Мой папа не проронил ни слова. В кармане пальто у него лежала тонкая вязаная шапочка, и он надел ее, хотя она почти не защищала от дождя. Его длинные волосы промокли и слиплись, и с них стекали на рубашку маленькие ручейки. Я видел, как под мокрой тканью проступают его острые лопатки, торчавшие под таким углом, что казалось, будто это сложенные крылья, которые вот-вот расправятся, распахнутся во всю ширь и понесут его над дорогой.
Вот о чем я думал и что воображал, шагая по лужам следом за отцом. Похоже, за эти несколько дней все в нем приобрело для меня почти мистический смысл – и долговязая, склоненная вперед фигура, и большой выпуклый лоб, и глаза, которые то и дело моргали от затекавшей в них воды, но продолжали смотреть только вперед, на дорогу. В эти минуты я любил его так, как не любил никогда раньше, и все увеличивающийся вес закутанных в намокшее пальто полотен, который я ощущал на своих плечах, служил тому самым ясным, самым неопровержимым подтверждением.
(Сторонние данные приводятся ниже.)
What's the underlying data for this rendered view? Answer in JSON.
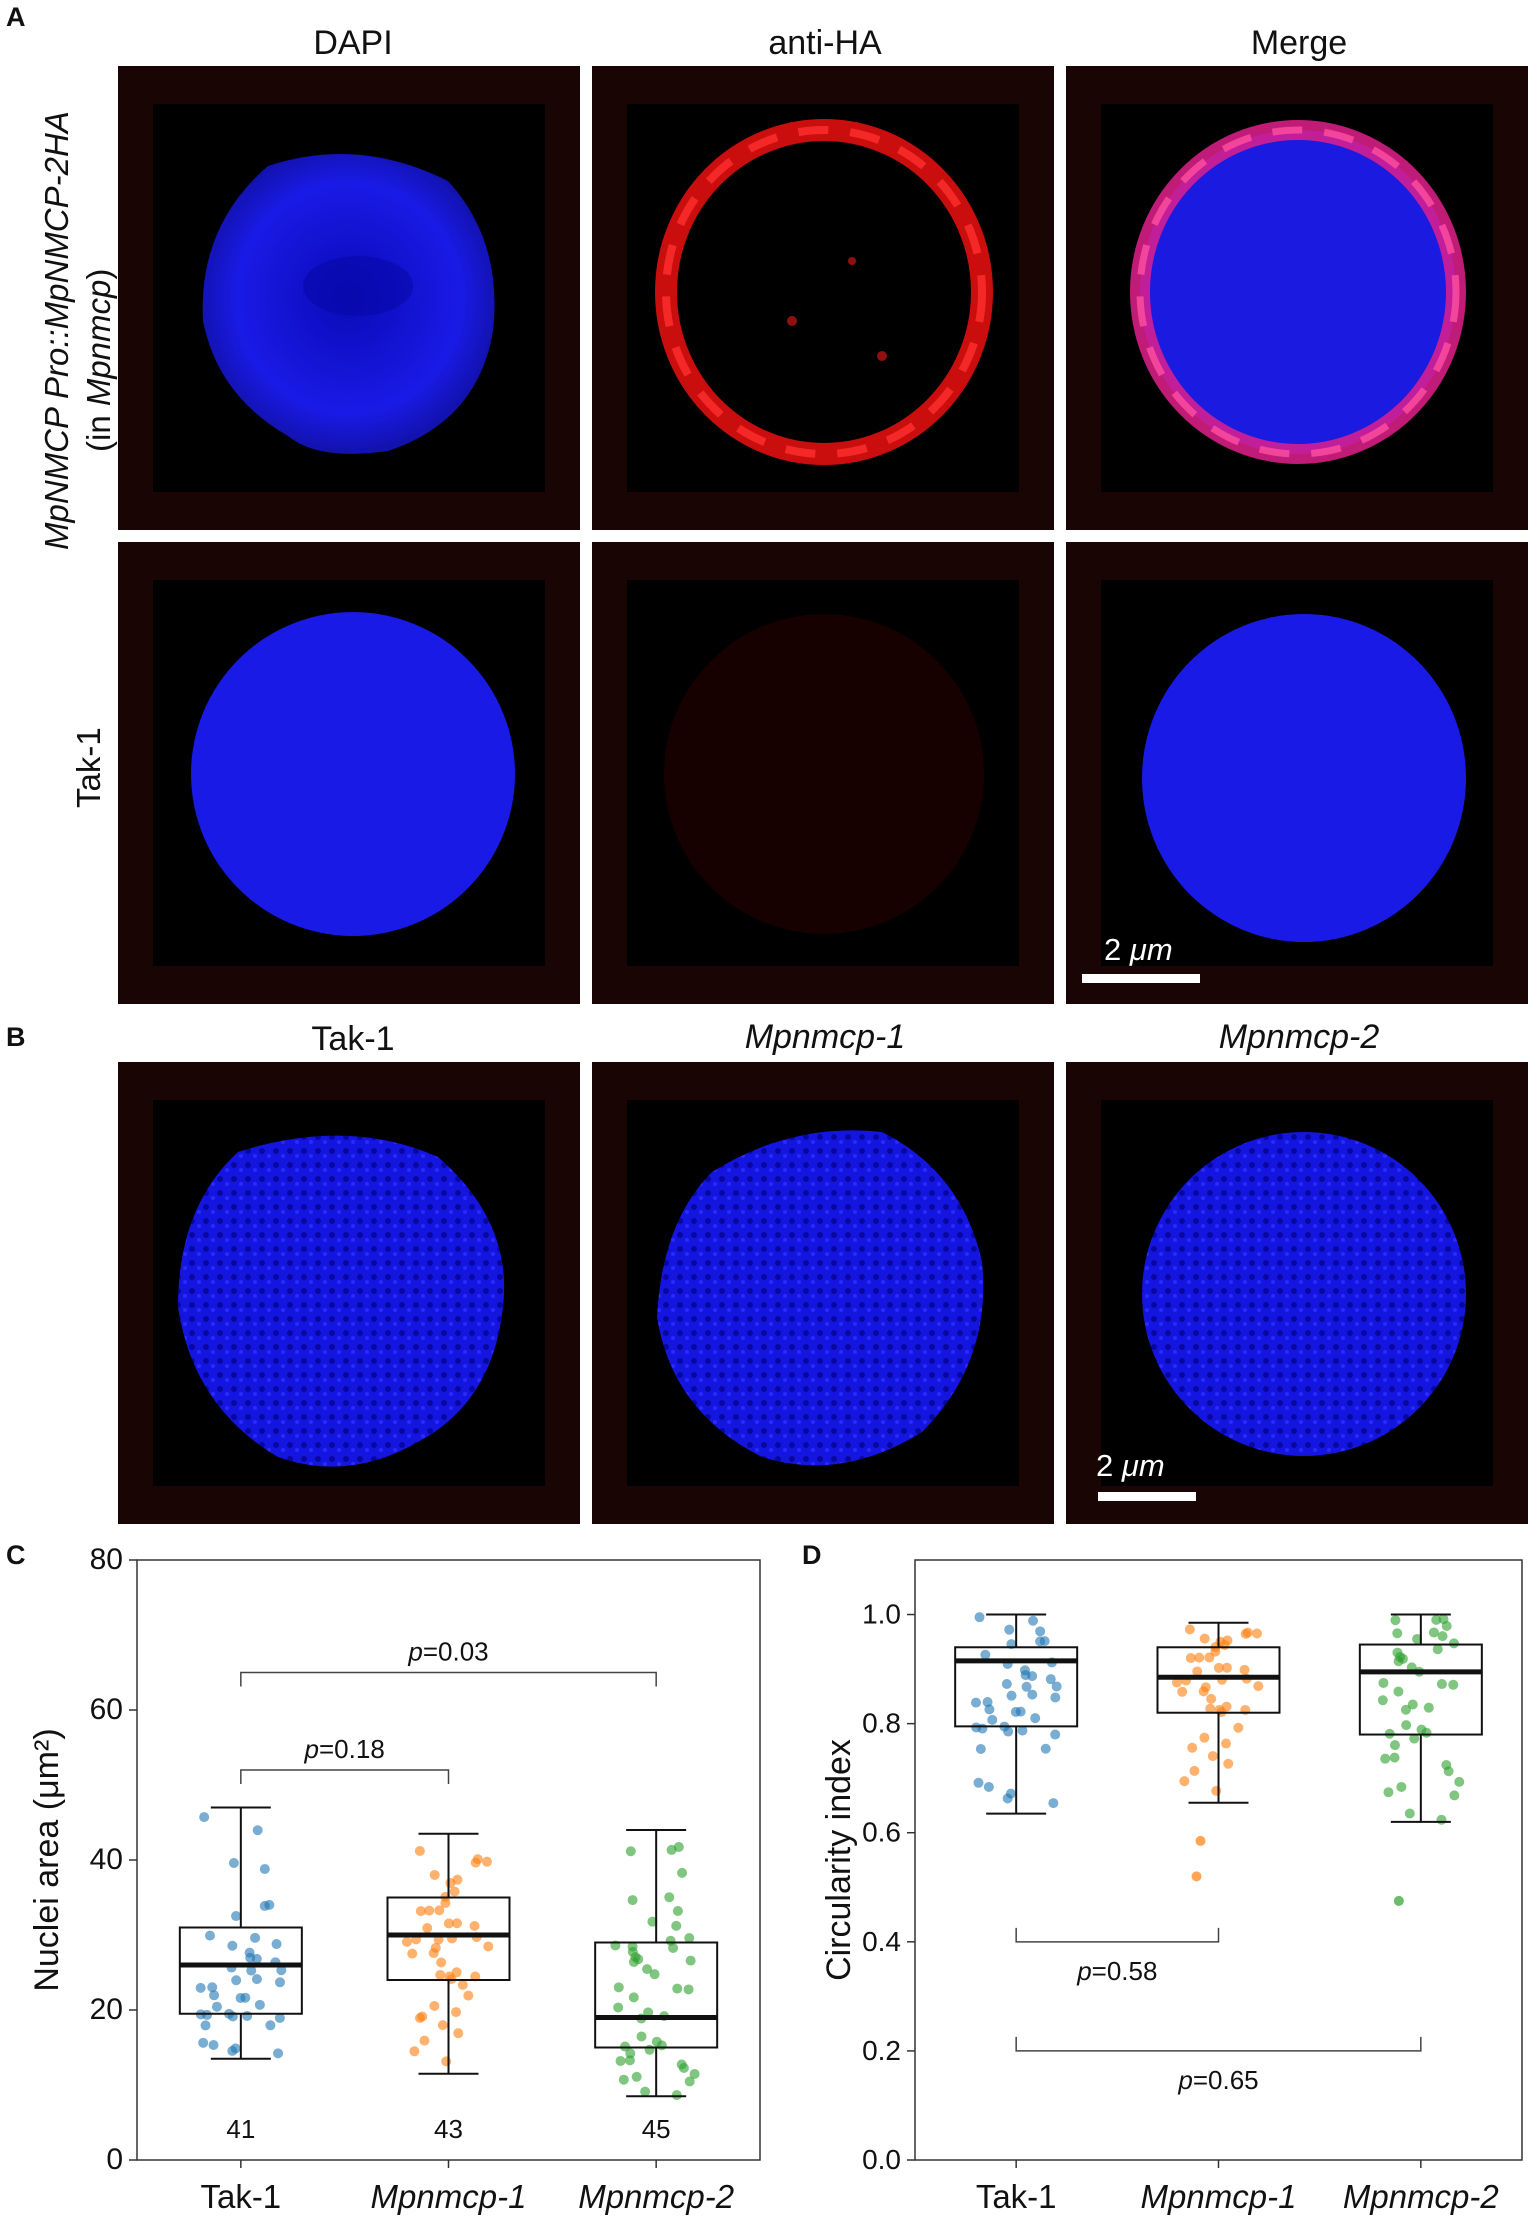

Каждый раз, когда папа останавливался, чтобы я мог его догнать и пойти рядом, я испытывал приступ такого глубокого удовлетворения, такой радости, любви и гордости от того, что я отправился с ним в это путешествие, что он меня не прогнал, что я увидел и узнал другую его сторону, а теперь помогаю ему доставить домой величайшие картины из всех, какие он когда-либо писал, что мне хотелось смеяться и плакать одновременно.
Остановившись в очередной раз, папа опустил руку мне на плечо и поправил ремень сумки.
– Ты не очень устал? – спросил он.
– Нет, все в порядке.
– Дойдем до следующего холма, а там отдохнем, ладно?
– Ладно.
И мы снова шли, и дождь лил и лил, и петляющая дорога спускалась под уклон среди пустынной обители тишины, и папа шагал, как прежде, в нескольких ярдах впереди меня, не в силах замедлить шаг или оторвать взгляд от горизонта. К вечеру он выглядел совсем как человек, искупавшийся в небесах. Тучи еще больше сгустились и опустились ниже, ухабы на дороге превратились в маленькие озера, наполненные бурой грязью, которую разбрызгивали редкие машины, спешащие умчаться куда-нибудь, где нет сырости и дождя.